The Port of Sydney Harbour (NSW) is administered by the Port Authority of New South Wales, along with Port of Eden and Port of Yamba. N.S.W. Ports manages the ports of Port Botany and Port Kembla on a 99 year lease agreement that began in 2013, and the Port of Newcastle manages Newcastle port on a 98 year lease agreement that began in 2014. The most famous of these six ports is Sydney Harbour with Circular Quay for cruise ships in the Outer Harbour, and several general cargo, and tanker cargoes handled in the Upper Harbour. Sydney grew from a small nucleus around the harbour with continuous waves of immigration during the 20th century, including British, Greeks, Italians, Yugoslavians, Pacific Islanders, Filipinos, Indonesians, Japanese, Arabs and Asian peoples into a cosmopolitan city with a dominant English-speaking population. Some 40% of all of the citizens of Sydney were born overseas and have come together into a working melting port of humanity.

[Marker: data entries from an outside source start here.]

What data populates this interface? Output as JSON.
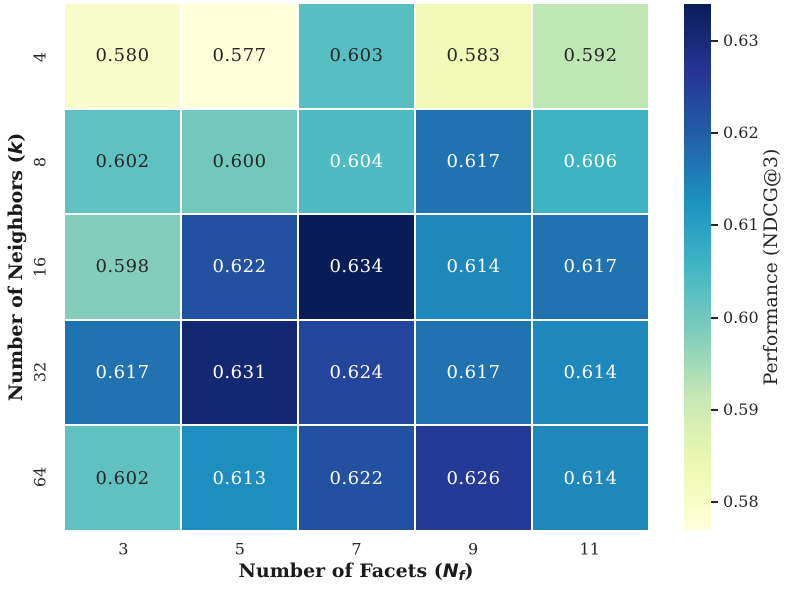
{
  "figure": {
    "background": "#ffffff",
    "xaxis": {
      "label_prefix": "Number of Facets (",
      "label_var": "N",
      "label_sub": "f",
      "label_suffix": ")",
      "ticks": [
        "3",
        "5",
        "7",
        "9",
        "11"
      ]
    },
    "yaxis": {
      "label_prefix": "Number of Neighbors (",
      "label_var": "k",
      "label_suffix": ")",
      "ticks": [
        "4",
        "8",
        "16",
        "32",
        "64"
      ]
    },
    "colorbar": {
      "label": "Performance (NDCG@3)"
    }
  },
  "chart_data": {
    "type": "heatmap",
    "xlabel": "Number of Facets (N_f)",
    "ylabel": "Number of Neighbors (k)",
    "colorbar_label": "Performance (NDCG@3)",
    "x_categories": [
      3,
      5,
      7,
      9,
      11
    ],
    "y_categories": [
      4,
      8,
      16,
      32,
      64
    ],
    "values": [
      [
        0.58,
        0.577,
        0.603,
        0.583,
        0.592
      ],
      [
        0.602,
        0.6,
        0.604,
        0.617,
        0.606
      ],
      [
        0.598,
        0.622,
        0.634,
        0.614,
        0.617
      ],
      [
        0.617,
        0.631,
        0.624,
        0.617,
        0.614
      ],
      [
        0.602,
        0.613,
        0.622,
        0.626,
        0.614
      ]
    ],
    "annotation_decimals": 3,
    "vmin": 0.577,
    "vmax": 0.634,
    "colormap": "YlGnBu",
    "colormap_anchors": [
      "#ffffd9",
      "#edf8b1",
      "#c7e9b4",
      "#7fcdbb",
      "#41b6c4",
      "#1d91c0",
      "#225ea8",
      "#253494",
      "#081d58"
    ],
    "colorbar_ticks": [
      0.58,
      0.59,
      0.6,
      0.61,
      0.62,
      0.63
    ],
    "colorbar_tick_decimals": 2,
    "annotation_light_threshold": 0.604,
    "annotation_color_dark": "#262626",
    "annotation_color_light": "#ffffff",
    "grid_line_color": "#ffffff",
    "legend_position": "right"
  }
}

Port Botany to the south of Sydney Harbour has a large container terminal, and handles 1,600 ships per year carrying over 2.5 million TEU of containers for import and export to the large Sydney and Port Botany area. The port also specialises in petroleum products, lpg and natural gas. The Vessel Traffic Services (VTS) is based in Port Botany to monitor ship movements and provide navigational assistance to Masters of ships across the Sydney and Port Botany sea area and beyond this area to the south.
HISTORY OF SYDNEY HARBOUR
The Aborigine Cadigal peoples inhabited the Sydney Cove and Harbour area for thirty thousand years. Rock carvings, engravings and art are still visible in the Hawkesbury sandstone of the area, but their settlements have been destroyed by the urban construction of Sydney with a population of 4.1 million in 2006, and currently over 6.0 million call Sydney home in 2023.
In 1770, Capt. James Cook landed at nearby Botany Bay, and made an initial contact with the Aborigine people. In early 1788, Capt. Arthur Phillip arrived at Botany Bay with a fleet of eleven ships and some 1,500 people to establish a convict settlement by order of the British Government. However, he realised that Botany Bay would not support the settlement due to its poor soils and scarce fresh water. He moved the colony north to Sydney Cove on 26th January 1788 at Port Jackson, later renaming the new colony as Sydney after Lord Sydney, the British Home Secretary who had authorised the colony as a penal settlement.